We investigated deterministic TFSMs with a single clock, with both timed guards and timeouts. We showed that the behaviours of the timed FSMs are equivalent if and only if the behaviours of the companion untimed FSMs obtained by time-abstracting bisimulations are equivalent, so that they exhibit a good trade-off between expressive power and ease of analysis.

Then we defined and proved the correctness of the backward construction from Untimed FSMs to TFSMs. The construction starts from any deterministic FSM recognizing a subset of the language \(\left( \left( {\mathbbm {t}}/{\mathbbm {t}}\right) ^* {I}/{O}\right) ^*\left( {\mathbbm {t}}/{\mathbbm {t}}\right) ^*\) and builds a deterministic TFSM that recognizes the corresponding timed language. Using the two constructions we showed how to intersect two deterministic TFSMs, first by transforming them into untimed FSMs, then applying the standard intersection algorithm for untimed FSMs, and then transforming back into a deterministic TFSM.

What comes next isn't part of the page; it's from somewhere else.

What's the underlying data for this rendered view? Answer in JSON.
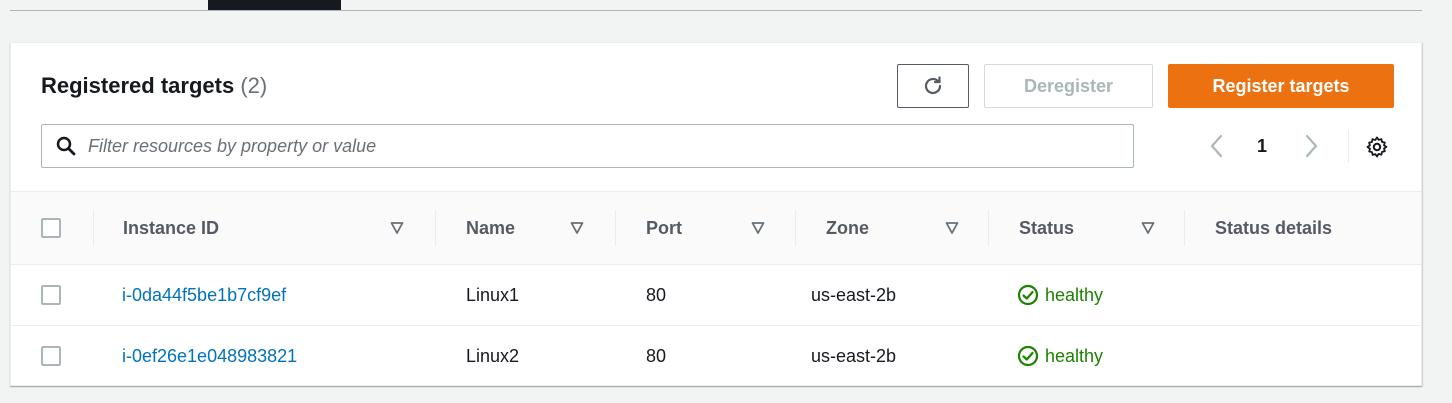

The results presented in this paper can be extended along many directions. Here we point out some of the most relevant open questions:

  1. 1.

    Find the direct intersection of TFSMs without abstracting time, and compare the direct approach based on TFSMs with the one based on time-abstracted FSMs.

  2. 2.

    Study the complement operation for TFSMs: can it be done without unfolding the TFSM and considering all time instances ?

  3. 3.

    Study synchronous and parallel composition of TFSMs to define and solve equations over deterministic TFSMs [50].

  4. 4.

    Study the previous operations for TFSMs restricted so that all states have the same timeout: are the operations on them computationally easier ?

  5. 5.

    Study the previous operations for TFSMs extended with output delays [37], where output symbols at each transition may be issued with some delay.

  6. 6.

    Study the previous operations for non-deterministic TFSMs (NDTFSMs).